PM Scott Morrison has offered funds for those forced to evacuate. He told parliament there was “serious risk still ahead”.
What’s the latest on the ground?
Swollen rivers cut off roads and bridges and forced about 150 schools to shut on Monday.
Areas north and west of Sydney, the NSW Central Coast and the Hawkesbury valley have been of particular concern.
There have been some 15,000 evacuations from the Mid-North Coast and a further 3,000 in Sydney, officials said.
The Australian Defence Force will provide search and rescue helicopters on Tuesday, after a request from the NSW government.
PM Morrison told MPs: “Across NSW, 1,400 first responders have conducted over 700 flood rescues and responded to over 7,500 requests for assistance.”

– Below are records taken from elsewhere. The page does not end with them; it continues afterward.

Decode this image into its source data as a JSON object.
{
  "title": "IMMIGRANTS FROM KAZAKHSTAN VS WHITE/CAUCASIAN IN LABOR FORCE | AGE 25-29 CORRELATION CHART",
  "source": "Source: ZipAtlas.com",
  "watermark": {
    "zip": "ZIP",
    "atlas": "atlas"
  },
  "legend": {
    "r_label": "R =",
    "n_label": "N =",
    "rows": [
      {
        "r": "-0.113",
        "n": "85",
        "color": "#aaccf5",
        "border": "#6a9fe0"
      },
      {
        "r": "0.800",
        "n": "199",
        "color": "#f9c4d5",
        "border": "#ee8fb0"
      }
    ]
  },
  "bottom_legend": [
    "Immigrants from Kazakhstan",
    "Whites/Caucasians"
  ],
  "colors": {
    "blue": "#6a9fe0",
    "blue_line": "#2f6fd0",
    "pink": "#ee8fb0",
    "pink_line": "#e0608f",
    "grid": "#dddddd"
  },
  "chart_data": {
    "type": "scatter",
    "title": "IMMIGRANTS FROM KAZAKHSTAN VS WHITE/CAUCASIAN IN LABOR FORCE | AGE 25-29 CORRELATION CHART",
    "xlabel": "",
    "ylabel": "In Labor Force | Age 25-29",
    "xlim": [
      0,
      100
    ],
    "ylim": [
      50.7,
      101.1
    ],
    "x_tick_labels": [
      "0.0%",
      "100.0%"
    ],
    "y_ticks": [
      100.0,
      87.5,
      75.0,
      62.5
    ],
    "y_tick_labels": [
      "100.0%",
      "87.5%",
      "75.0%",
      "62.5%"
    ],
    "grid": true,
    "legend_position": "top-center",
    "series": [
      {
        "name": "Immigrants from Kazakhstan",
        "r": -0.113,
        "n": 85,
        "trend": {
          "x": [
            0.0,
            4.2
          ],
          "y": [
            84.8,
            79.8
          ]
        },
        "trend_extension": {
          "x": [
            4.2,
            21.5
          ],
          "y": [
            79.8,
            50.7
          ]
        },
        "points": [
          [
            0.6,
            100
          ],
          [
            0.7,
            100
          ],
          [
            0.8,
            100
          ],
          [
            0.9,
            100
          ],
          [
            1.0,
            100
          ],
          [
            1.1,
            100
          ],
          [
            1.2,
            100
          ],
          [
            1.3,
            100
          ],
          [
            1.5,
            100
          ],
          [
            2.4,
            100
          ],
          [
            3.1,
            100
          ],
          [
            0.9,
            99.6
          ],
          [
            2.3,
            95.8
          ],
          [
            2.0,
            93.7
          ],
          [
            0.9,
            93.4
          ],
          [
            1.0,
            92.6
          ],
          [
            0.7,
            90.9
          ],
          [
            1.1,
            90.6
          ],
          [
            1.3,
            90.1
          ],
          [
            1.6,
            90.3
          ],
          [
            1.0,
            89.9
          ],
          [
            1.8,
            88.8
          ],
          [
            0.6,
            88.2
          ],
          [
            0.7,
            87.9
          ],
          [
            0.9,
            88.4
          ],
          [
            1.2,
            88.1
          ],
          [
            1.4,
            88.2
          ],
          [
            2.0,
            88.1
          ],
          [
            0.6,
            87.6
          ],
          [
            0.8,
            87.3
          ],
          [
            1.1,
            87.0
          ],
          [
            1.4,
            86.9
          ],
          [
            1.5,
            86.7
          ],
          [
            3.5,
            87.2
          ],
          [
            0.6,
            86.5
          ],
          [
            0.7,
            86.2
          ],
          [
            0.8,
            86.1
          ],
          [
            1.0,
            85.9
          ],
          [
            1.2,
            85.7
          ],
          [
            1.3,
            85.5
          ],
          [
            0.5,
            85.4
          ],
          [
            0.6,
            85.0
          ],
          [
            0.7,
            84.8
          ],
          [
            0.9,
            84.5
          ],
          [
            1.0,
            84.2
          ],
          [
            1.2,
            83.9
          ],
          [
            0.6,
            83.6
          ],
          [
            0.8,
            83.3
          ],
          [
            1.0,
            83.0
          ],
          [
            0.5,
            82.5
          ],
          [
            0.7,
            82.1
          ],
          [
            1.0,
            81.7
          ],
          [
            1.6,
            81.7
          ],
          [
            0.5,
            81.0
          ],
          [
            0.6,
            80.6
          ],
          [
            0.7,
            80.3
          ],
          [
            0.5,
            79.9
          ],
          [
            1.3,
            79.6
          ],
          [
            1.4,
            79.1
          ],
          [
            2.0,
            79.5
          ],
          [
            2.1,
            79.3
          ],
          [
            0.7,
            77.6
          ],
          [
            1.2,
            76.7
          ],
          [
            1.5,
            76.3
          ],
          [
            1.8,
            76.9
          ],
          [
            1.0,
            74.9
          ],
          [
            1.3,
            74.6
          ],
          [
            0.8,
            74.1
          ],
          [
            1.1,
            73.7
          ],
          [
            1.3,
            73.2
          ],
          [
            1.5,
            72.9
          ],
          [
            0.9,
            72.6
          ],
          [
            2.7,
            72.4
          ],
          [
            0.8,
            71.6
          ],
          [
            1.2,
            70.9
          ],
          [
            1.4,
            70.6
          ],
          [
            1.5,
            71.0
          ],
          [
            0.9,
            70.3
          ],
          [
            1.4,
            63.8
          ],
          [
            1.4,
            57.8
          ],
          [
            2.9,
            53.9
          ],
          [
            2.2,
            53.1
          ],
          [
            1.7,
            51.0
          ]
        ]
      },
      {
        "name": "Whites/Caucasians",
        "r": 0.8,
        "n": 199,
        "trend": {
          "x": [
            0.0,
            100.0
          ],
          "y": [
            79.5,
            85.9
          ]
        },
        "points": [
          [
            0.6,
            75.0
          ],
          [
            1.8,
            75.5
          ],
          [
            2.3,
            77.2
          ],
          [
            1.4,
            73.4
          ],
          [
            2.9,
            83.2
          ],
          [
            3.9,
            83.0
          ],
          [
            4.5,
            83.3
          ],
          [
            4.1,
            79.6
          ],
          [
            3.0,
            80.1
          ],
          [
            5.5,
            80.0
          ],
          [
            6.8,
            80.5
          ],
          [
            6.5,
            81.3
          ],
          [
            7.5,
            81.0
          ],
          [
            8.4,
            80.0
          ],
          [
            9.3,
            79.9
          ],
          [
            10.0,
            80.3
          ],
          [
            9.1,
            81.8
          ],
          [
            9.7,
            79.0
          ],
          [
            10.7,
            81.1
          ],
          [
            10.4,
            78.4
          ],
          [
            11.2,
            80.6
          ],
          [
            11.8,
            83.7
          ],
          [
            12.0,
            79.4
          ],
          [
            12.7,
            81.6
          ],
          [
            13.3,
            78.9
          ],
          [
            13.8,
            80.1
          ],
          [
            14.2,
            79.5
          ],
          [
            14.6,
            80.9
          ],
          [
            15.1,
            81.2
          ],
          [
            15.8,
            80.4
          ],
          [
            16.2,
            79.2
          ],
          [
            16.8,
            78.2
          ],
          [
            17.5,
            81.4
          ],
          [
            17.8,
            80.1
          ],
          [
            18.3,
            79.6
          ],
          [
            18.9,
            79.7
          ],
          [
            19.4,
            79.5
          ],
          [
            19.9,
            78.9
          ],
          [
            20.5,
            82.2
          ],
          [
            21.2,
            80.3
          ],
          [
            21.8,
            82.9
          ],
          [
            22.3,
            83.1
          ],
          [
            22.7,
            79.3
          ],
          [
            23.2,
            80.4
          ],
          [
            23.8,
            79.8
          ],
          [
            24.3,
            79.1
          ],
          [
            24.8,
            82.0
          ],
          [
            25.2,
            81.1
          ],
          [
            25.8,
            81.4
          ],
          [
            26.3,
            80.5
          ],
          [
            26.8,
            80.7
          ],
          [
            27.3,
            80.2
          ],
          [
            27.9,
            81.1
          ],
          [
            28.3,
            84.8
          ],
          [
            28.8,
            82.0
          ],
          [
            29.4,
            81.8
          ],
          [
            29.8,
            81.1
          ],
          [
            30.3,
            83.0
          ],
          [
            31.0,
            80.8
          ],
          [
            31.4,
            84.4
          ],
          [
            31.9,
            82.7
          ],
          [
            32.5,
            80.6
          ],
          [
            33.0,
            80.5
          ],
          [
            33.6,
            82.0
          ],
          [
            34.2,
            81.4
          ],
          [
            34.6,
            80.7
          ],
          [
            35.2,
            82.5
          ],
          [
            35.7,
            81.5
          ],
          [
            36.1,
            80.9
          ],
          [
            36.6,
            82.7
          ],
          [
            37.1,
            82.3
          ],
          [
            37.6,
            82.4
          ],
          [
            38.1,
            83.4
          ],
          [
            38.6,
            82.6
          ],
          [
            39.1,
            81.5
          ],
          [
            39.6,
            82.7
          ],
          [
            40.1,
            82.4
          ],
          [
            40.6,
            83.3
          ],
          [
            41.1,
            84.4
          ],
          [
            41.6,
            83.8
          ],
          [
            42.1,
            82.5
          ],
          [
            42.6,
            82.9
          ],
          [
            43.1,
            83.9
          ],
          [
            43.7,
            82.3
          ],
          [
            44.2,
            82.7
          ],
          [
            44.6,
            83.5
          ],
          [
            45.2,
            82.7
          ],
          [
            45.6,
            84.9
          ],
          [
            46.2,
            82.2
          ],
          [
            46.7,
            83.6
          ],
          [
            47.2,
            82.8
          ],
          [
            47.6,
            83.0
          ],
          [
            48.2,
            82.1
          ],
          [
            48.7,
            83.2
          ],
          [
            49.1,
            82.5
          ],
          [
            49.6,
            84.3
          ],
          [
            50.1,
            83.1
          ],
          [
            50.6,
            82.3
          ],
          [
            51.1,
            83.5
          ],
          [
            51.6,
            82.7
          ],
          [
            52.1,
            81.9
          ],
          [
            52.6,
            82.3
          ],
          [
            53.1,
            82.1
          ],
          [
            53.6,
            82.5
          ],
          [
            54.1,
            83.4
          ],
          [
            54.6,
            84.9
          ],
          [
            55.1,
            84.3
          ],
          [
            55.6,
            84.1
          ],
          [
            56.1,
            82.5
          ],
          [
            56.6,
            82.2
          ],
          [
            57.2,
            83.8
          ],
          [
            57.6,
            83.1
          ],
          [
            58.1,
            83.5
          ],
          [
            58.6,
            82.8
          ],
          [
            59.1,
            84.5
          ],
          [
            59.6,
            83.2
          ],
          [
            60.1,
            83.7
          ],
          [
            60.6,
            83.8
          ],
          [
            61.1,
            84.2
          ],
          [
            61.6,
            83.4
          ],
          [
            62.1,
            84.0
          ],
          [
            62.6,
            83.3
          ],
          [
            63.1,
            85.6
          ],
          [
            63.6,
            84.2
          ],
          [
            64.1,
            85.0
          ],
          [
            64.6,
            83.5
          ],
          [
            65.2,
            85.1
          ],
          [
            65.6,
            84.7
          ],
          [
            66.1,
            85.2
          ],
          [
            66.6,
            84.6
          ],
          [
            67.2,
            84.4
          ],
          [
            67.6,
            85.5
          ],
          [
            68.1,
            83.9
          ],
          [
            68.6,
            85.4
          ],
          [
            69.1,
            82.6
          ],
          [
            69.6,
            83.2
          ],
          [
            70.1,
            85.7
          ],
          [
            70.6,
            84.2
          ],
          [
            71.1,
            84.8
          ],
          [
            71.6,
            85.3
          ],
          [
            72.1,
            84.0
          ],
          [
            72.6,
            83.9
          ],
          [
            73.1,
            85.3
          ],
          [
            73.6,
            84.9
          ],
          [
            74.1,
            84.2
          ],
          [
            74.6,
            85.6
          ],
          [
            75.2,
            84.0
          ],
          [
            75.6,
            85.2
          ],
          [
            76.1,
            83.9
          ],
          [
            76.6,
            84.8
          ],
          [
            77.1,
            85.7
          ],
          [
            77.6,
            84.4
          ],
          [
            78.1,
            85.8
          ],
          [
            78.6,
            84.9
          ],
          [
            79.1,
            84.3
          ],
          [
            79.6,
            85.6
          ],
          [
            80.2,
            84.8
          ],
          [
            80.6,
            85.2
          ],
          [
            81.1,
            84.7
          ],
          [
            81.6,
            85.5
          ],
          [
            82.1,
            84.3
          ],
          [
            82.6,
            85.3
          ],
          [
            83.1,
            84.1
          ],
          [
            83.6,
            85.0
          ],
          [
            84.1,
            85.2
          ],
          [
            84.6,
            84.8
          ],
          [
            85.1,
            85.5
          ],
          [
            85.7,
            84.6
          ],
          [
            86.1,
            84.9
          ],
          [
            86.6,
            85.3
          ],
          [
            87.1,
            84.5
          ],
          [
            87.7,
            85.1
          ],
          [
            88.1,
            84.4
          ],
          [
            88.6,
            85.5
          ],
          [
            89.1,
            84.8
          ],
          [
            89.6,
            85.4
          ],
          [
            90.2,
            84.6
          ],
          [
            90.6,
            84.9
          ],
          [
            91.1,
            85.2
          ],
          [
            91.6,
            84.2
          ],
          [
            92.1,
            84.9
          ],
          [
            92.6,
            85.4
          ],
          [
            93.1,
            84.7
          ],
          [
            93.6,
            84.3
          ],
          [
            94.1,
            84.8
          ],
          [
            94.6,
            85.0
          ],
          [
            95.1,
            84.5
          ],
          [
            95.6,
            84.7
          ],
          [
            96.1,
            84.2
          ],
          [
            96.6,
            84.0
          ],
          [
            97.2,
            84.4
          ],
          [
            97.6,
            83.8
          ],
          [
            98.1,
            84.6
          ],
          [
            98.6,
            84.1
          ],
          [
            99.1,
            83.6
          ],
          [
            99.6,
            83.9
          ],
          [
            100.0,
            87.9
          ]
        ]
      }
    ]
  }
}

He added: “This is an ongoing situation that is evolving and is extremely dangerous.”
There have been images of dead wildlife, livestock floating through flooded areas and rows of houses engulfed up to their windows.
The Hawkesbury and Nepean rivers – which border Sydney to the north and west – reached higher levels on Monday than during a devastating flood in 1961.
Meanwhile, the Warragamba Dam, Sydney’s main water source, began spilling over for the first time in five years. It reached a peak daily discharge on Sunday of 500 gigalitres – equivalent to the volume of Sydney Harbour – before falling back to 300 GL on Monday.
On Sunday a young couple saw their house north of Sydney swept away by flash floods on what should have been their wedding day.
Shocked neighbors filmed the uprooted three-bedroom cottage bobbing along the Manning river after it burst its banks.